Why You May Need A Sleep Study And How It's Done

If you have problems with your sleep, your doctor may schedule an appointment with a sleep clinic. This is an outpatient clinic where you spend the night so you can be monitored while you sleep. This lets your doctor find out how your body reacts and what causes your problems once you drift into slumber. Here's why sleep studies are done and the information they provide.
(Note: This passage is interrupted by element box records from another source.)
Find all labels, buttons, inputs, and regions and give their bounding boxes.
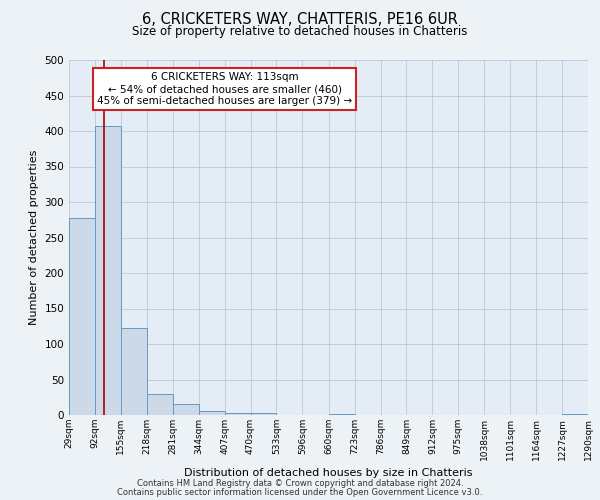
Bar [329,414,355,415]
Bar [224,413,251,415]
Bar [562,414,588,415]
Text: Contains HM Land Registry data © Crown copyright and database right 2024.: Contains HM Land Registry data © Crown c… [137,479,463,488]
Text: Size of property relative to detached houses in Chatteris: Size of property relative to detached ho… [133,25,467,38]
Bar [121,328,147,415]
Text: Contains public sector information licensed under the Open Government Licence v3: Contains public sector information licen… [118,488,482,497]
Bar [69,218,95,415]
Bar [95,126,121,415]
Y-axis label: Number of detached properties: Number of detached properties [29,150,39,325]
Text: 6, CRICKETERS WAY, CHATTERIS, PE16 6UR: 6, CRICKETERS WAY, CHATTERIS, PE16 6UR [142,12,458,28]
Text: 6 CRICKETERS WAY: 113sqm
← 54% of detached houses are smaller (460)
45% of semi-: 6 CRICKETERS WAY: 113sqm ← 54% of detach… [97,72,352,106]
X-axis label: Distribution of detached houses by size in Chatteris: Distribution of detached houses by size … [184,468,473,478]
Bar [173,404,199,415]
Bar [147,394,173,415]
Bar [199,412,224,415]
Bar [251,413,277,415]
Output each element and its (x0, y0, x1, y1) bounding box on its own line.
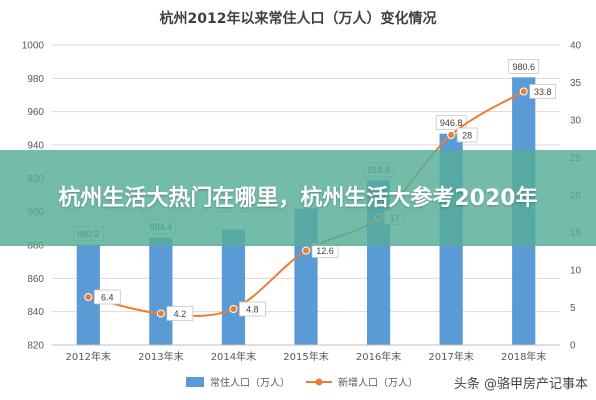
line-data-label: 6.4 (101, 293, 114, 303)
line-label-box (456, 127, 478, 143)
left-tick-label: 1000 (22, 41, 45, 52)
left-tick-label: 860 (27, 274, 44, 285)
headline-overlay: 杭州生活大热门在哪里，杭州生活大参考2020年 (0, 150, 596, 246)
bar (221, 229, 246, 345)
left-tick-label: 940 (27, 141, 44, 152)
legend: 常住人口（万人） 新增人口（万人） (186, 376, 418, 389)
watermark: 头条 @骆甲房产记事本 (454, 373, 588, 392)
left-tick-label: 980 (27, 74, 44, 85)
x-tick-label: 2014年末 (211, 350, 256, 363)
left-tick-label: 880 (27, 241, 44, 252)
legend-label-bar: 常住人口（万人） (210, 376, 290, 389)
left-tick-label: 840 (27, 307, 44, 318)
line-point (229, 305, 238, 313)
line-data-label: 12.6 (316, 246, 334, 256)
left-tick-label: 960 (27, 107, 44, 118)
right-tick-label: 10 (570, 266, 582, 277)
bar (149, 237, 173, 345)
line-point (302, 246, 310, 255)
line-label-box (239, 301, 266, 317)
line-point (84, 293, 93, 301)
line-data-label: 33.8 (534, 87, 552, 97)
legend-swatch-bar (186, 377, 204, 387)
bar-data-label: 980.6 (512, 62, 535, 72)
legend-marker-line (315, 378, 323, 386)
line-label-box (529, 84, 557, 99)
line-label-box (93, 289, 121, 305)
x-tick-label: 2016年末 (356, 350, 401, 363)
right-tick-label: 0 (570, 341, 576, 352)
line-point (156, 309, 165, 318)
right-tick-label: 30 (570, 116, 582, 127)
right-tick-label: 35 (570, 78, 582, 89)
right-tick-label: 5 (570, 303, 576, 314)
line-data-label: 4.2 (174, 309, 187, 319)
bar-data-label: 946.8 (440, 118, 463, 128)
line-data-label: 4.8 (246, 305, 259, 315)
x-tick-label: 2015年末 (283, 350, 328, 363)
line-label-box (166, 306, 194, 321)
x-axis: 2012年末 2013年末 2014年末 2015年末 2016年末 2017年末 2018… (52, 344, 560, 363)
line-data-label: 28 (462, 131, 472, 141)
chart-title: 杭州2012年以来常住人口（万人）变化情况 (160, 10, 437, 27)
x-tick-label: 2012年末 (66, 350, 111, 363)
line-point (519, 87, 528, 96)
left-tick-label: 820 (27, 341, 44, 352)
line-point (447, 131, 456, 139)
x-tick-label: 2017年末 (428, 350, 473, 363)
headline-text: 杭州生活大热门在哪里，杭州生活大参考2020年 (58, 185, 538, 211)
x-tick-label: 2018年末 (501, 350, 546, 363)
right-tick-label: 40 (570, 41, 582, 52)
legend-label-line: 新增人口（万人） (338, 376, 418, 389)
watermark-text: 头条 @骆甲房产记事本 (453, 377, 588, 392)
x-tick-label: 2013年末 (138, 350, 183, 363)
bar-label-box (508, 58, 540, 74)
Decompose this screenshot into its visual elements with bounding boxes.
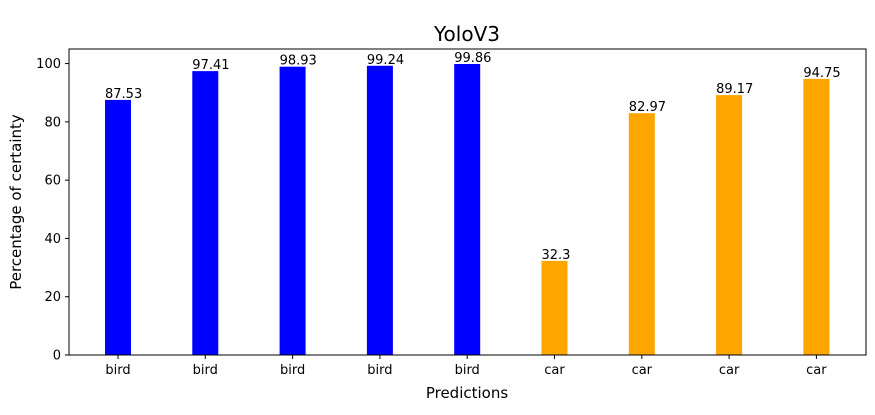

Why You Might Need A Sleep Study

One common reason for a sleep study is to diagnose sleep apnea. This helps your doctor determine if your daytime grogginess and other medical symptoms are due to periods of apnea while you sleep, and if so, proper treatment can be given. Other reasons for a sleep study can be to monitor insomnia, restless leg syndrome, and even sleepwalking. Since you don't know what goes on with your body when you're sleeping, a sleep study is one way to find out through visual monitoring and medical testing.

How A Sleep Study Is Done

One part of a sleep study is visual monitoring by a technician. You'll have a quiet, dark room for sleeping, but you will be monitored so the technician can mark down events as they happen. This helps the doctor correlate the graph readings from monitors with what you were doing at the time. The other part of the study relies on various machines that monitor your body while you fall to sleep and when you are deeply sleeping. You may be hooked up to sensors that record your respiratory rate, heart rate, and brainwaves. You may wear a sensor that detects chest or leg movement. Your oxygen saturation will be monitored to see if you have episodes of low oxygen levels during sleep.

What A Sleep Study Reveals

The tests you undergo during the study save the data so a sleep medicine doctor can analyze it later. There may be graphs of brainwave activity that correlate with graphs of heart rate and oxygen levels so the doctor can see how your body reacted during the test. The test analyzes your sleep cycles with body movements and physiological data. For instance, if you have obstructive sleep apnea, the test may show you had chest movement indicating you attempted to breathe but airflow sensors may indicate you weren't moving air at the time. By studying the data and how the results relate to each other, a sleep doctor can help your doctor diagnose a sleep disorder you have and didn't know about.